Weren't a significant portion of the natives dead when the colonists moved inland? I've heard it, but I'm not sure. It'd be pretty difficult repelling the invadors while undergoing a huge pandemic ripping across the land.
Of course, all history gets uncomfortable at some point, and it goes unexpected places, at times.
Yes -- IIRC the leading explanation for that is that a plague was set loose in one of the initial contacts. By the time Europeans started settling, they were encountering basically the battered remnants of the east-coast civilizations. When the Mayflower expedition landed, they were able to be so successful because they were literally moving onto cleared, planted land where the local population had recently died off. As in, they took over fields full of growing corn, that's how fresh a lot of the deaths were. The notion of the American "wilderness" is entirely fabricated, most of it was practically fucking parkland that was only thinly peopled because of how many had died to disease.
Until World War II, there was probably not a single real war where humans killed more than disease and famine.
Not that the colonists didn't totally genocide the natives literally and then culturally, but they would have lost that conflict if not for the pandemics. Hell, the US nearly got in trouble as it was, fighting the western natives and the Seminole.
World War I or the American Civil War, maybe. If you count deaths from botched surgery and infection as battlefield casualties. But yes, this is why pre-modern warfare sucked massive dick, most of the deaths came on the march and in camp/siege. You were already statistically lucky if you lived to die in a battle.

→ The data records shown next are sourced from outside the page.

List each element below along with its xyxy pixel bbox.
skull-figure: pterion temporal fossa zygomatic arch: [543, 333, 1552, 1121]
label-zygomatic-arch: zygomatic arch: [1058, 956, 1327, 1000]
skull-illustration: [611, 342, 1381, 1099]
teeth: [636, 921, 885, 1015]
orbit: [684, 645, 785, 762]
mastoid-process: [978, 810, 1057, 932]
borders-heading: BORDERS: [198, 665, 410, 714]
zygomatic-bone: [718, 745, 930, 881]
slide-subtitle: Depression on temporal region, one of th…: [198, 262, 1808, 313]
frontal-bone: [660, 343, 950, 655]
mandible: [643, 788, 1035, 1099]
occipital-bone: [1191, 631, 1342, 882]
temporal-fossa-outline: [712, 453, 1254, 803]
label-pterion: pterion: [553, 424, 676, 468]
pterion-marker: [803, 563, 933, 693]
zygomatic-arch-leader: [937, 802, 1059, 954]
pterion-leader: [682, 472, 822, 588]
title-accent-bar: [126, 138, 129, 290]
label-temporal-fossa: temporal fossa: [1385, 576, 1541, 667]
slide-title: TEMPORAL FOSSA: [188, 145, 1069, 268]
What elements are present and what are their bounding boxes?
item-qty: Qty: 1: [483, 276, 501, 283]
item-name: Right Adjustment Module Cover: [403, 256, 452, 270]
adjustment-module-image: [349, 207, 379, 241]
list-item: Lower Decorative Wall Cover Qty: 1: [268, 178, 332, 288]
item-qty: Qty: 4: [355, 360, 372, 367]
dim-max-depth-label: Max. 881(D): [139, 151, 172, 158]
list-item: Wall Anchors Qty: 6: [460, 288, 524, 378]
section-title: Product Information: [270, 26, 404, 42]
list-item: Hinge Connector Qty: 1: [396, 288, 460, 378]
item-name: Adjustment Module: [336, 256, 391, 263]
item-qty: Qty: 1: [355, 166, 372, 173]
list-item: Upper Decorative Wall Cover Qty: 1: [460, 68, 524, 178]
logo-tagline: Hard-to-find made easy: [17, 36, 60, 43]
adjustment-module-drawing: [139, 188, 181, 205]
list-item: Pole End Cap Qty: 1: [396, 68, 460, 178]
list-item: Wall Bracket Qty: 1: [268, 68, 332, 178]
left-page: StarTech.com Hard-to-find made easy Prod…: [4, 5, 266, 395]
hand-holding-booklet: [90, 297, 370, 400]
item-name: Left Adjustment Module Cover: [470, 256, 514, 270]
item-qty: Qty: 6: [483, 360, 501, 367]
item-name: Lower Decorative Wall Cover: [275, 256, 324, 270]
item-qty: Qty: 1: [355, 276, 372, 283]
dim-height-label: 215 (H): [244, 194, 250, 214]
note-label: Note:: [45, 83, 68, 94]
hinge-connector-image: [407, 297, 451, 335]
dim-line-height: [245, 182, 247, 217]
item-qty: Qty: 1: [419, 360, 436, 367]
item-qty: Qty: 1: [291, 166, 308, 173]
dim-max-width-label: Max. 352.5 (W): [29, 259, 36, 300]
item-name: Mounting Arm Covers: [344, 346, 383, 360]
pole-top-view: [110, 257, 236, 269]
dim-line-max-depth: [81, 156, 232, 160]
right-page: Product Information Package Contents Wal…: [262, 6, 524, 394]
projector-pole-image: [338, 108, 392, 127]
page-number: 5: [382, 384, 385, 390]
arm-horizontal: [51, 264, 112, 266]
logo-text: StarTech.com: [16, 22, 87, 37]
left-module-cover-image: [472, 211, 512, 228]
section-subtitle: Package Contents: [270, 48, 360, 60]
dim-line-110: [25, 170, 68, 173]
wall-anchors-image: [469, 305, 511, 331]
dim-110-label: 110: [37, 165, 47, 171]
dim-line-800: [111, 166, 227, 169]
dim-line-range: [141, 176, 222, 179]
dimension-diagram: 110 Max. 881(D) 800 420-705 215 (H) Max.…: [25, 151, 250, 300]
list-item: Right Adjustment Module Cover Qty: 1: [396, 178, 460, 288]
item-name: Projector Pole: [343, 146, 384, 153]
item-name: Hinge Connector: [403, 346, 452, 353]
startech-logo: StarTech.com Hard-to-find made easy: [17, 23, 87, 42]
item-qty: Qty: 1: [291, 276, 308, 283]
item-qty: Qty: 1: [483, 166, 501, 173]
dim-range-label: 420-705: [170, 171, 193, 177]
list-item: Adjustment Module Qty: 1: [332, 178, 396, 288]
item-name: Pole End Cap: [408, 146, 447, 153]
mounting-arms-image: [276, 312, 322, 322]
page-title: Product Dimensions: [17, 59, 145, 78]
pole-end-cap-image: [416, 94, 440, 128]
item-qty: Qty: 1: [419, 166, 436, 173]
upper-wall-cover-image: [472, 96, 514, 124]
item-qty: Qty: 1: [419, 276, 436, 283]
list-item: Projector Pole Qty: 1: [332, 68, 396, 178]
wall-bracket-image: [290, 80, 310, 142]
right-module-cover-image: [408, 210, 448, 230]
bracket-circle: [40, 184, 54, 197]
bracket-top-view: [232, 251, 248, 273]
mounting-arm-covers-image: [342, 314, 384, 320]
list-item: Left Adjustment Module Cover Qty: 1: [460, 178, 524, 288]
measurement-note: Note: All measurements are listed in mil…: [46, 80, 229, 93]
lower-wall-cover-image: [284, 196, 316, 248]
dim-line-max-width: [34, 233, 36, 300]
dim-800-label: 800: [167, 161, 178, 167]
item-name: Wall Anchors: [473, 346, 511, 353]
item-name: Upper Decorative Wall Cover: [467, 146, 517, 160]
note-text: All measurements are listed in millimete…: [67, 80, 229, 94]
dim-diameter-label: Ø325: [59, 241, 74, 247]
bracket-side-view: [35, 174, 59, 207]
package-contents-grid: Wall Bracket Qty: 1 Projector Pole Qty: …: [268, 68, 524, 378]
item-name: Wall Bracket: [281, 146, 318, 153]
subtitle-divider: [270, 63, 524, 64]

Oh yeah. Americans have conveniently forgotten that we spent something like a century constantly at war with different tribes and nations. So much of our history has been thoroughly whitewashed of
that bit of guilt. The Louisiana Purchase wasn't a purchase of
land, but of a fabricated paper-claim to land. The French-Indian war was fought predominantly through Amerindian proxies. There's also the slightly more positive stuff -- the Boston Tea Partiers didn't dress up as Amerindians to deflect blame (really? Are people today imposing their stupidity on the past? Nobody's
that dumb, right?), but because at the time they were seen as a symbol of freedom from central control and oppression (incidentally, this was why a surprising number of European settlers ran off to join local communities, and why authorities worked so hard to suppress knowledge of that pattern of behavior).
It's like, there's historical revision and whitewashing and propaganda everywhere, but America's history with native populations is both incredibly more complex and interesting than it's made out to be, and also almost totally suppressed and forgotten. For good goddamn reason, too: it's as large a stain on our past glory, founding myths, and delusions of morality as fucking
slavery. Remember that one of the main reasons the Spanish started the trend of bringing over African slaves is because they enslaved local populations and literally worked them to death.